Communications of the ACM, Vol. 62 No. 4, Page 132

For thousands of years, the battle has been raging between codemakers and codebreakers. There have been dramatic reversals of fortune throughout history, sometimes with spectacular consequences that have changed the course of civilization. For instance, the world today would be a very different place had the Allies not cracked the German's Enigma cipher during the Second World War. Numerous popular books have been written about the war of codes, such as Simon Singh's bestseller, The Code Book: The Science of Secrecy from Ancient Egypt to Quantum Cryptography. Today, our entire economy, and the very existence of cyberspace, depends crucially on our ability to communicate confidentially. But can we really?

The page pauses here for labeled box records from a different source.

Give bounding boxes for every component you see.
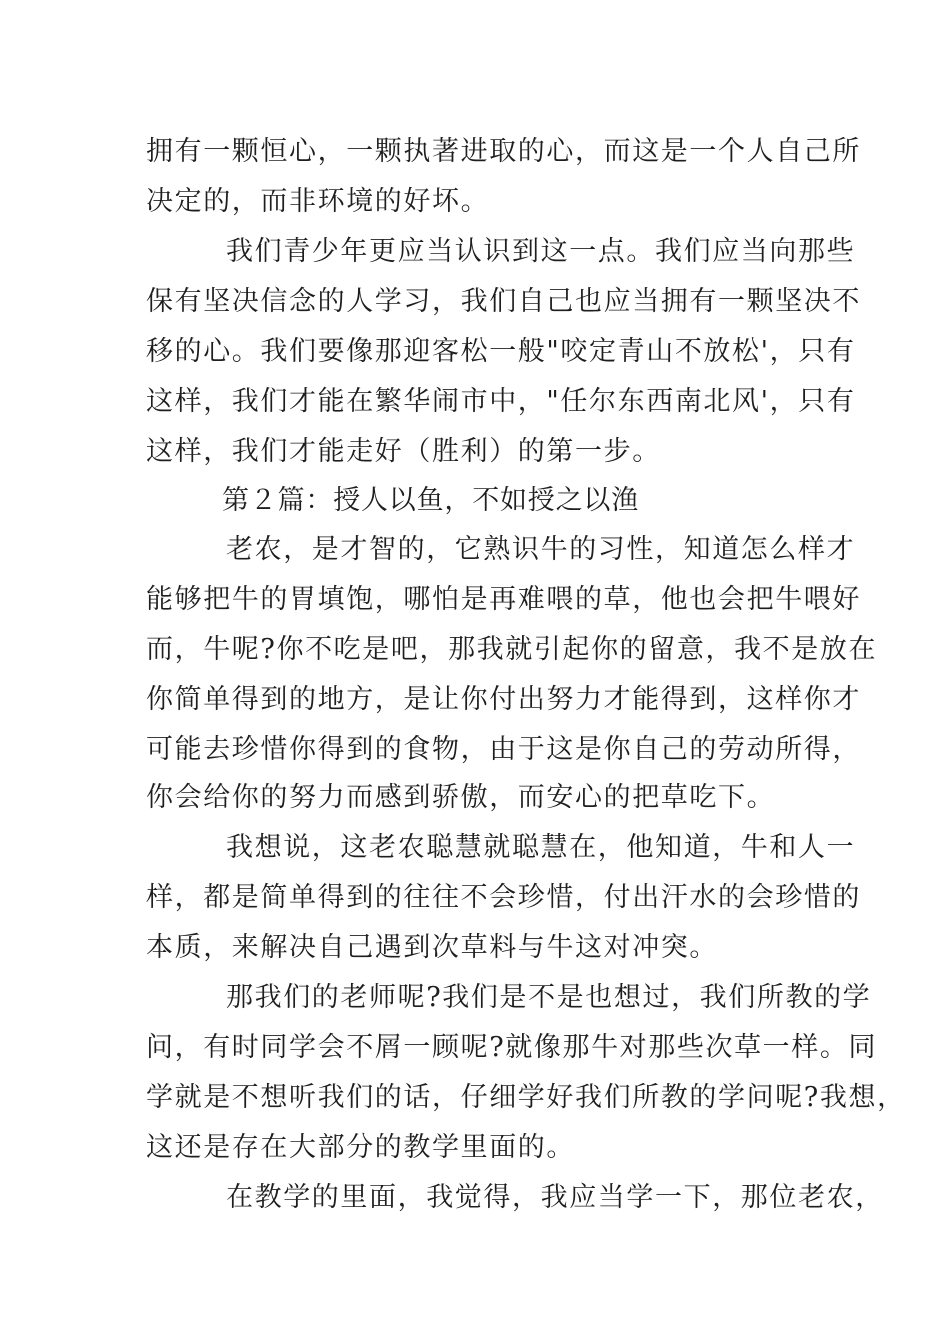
paragraph-3-line-5: 可能去珍惜你得到的食物，由于这是你自己的劳动所得， [146,734,861,765]
paragraph-4-line-1: 我想说，这老农聪慧就聪慧在，他知道，牛和人一 [226,832,856,863]
paragraph-3-line-2: 能够把牛的胃填饱，哪怕是再难喂的草，他也会把牛喂好 [146,584,861,615]
paragraph-4-line-3: 本质，来解决自己遇到次草料与牛这对冲突。 [146,932,718,963]
paragraph-5-line-2: 问，有时同学会不屑一顾呢?就像那牛对那些次草一样。同 [146,1032,878,1063]
section-heading: 第２篇：授人以鱼，不如授之以渔 [222,485,639,516]
paragraph-1-line-1: 拥有一颗恒心，一颗执著进取的心，而这是一个人自己所 [146,136,861,167]
paragraph-5-line-3: 学就是不想听我们的话，仔细学好我们所教的学问呢?我想， [146,1082,906,1113]
paragraph-2-line-5: 这样，我们才能走好（胜利）的第一步。 [146,436,661,467]
paragraph-2-line-2: 保有坚决信念的人学习，我们自己也应当拥有一颗坚决不 [146,286,861,317]
paragraph-3-line-3: 而，牛呢?你不吃是吧，那我就引起你的留意，我不是放在 [146,634,878,665]
paragraph-6-line-1: 在教学的里面，我觉得，我应当学一下，那位老农， [226,1182,884,1213]
paragraph-4-line-2: 样，都是简单得到的往往不会珍惜，付出汗水的会珍惜的 [146,882,861,913]
paragraph-2-line-1: 我们青少年更应当认识到这一点。我们应当向那些 [226,236,856,267]
paragraph-3-line-6: 你会给你的努力而感到骄傲，而安心的把草吃下。 [146,782,776,813]
paragraph-3-line-4: 你简单得到的地方，是让你付出努力才能得到，这样你才 [146,684,861,715]
paragraph-5-line-1: 那我们的老师呢?我们是不是也想过，我们所教的学 [226,982,872,1013]
paragraph-5-line-4: 这还是存在大部分的教学里面的。 [146,1132,575,1163]
paragraph-2-line-3: 移的心。我们要像那迎客松一般"咬定青山不放松'，只有 [146,336,856,367]
paragraph-1-line-2: 决定的，而非环境的好坏。 [146,186,490,217]
paragraph-2-line-4: 这样，我们才能在繁华闹市中，"任尔东西南北风'，只有 [146,386,856,417]
paragraph-3-line-1: 老农，是才智的，它熟识牛的习性，知道怎么样才 [226,534,856,565]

The billion-dollar question is: Will it be codemakers or codebreakers that emerge in the end as undisputed victors? Or perhaps the game of cat-and-mouse will go on forever, with codemakers inventing evermore clever encryption schemes, only to be defeated by even cleverer codebreakers. In 1841, poet and novelist Edgar Allan Poe famously wrote in the improbably named Graham's Lady's and Gentleman's Magazine that "It may be roundly asserted that human ingenuity cannot concoct a cipher which human ingenuity cannot resolve." This was quite a bold statement because Blaise de Vigenère had published in 1585 a scheme then known as le chiffre indéchiffrable, which nobody had yet been able to break. How could Poe ave foreseen that it would be broken by Charles Babbage just a few years later? So, perhaps he was right after all.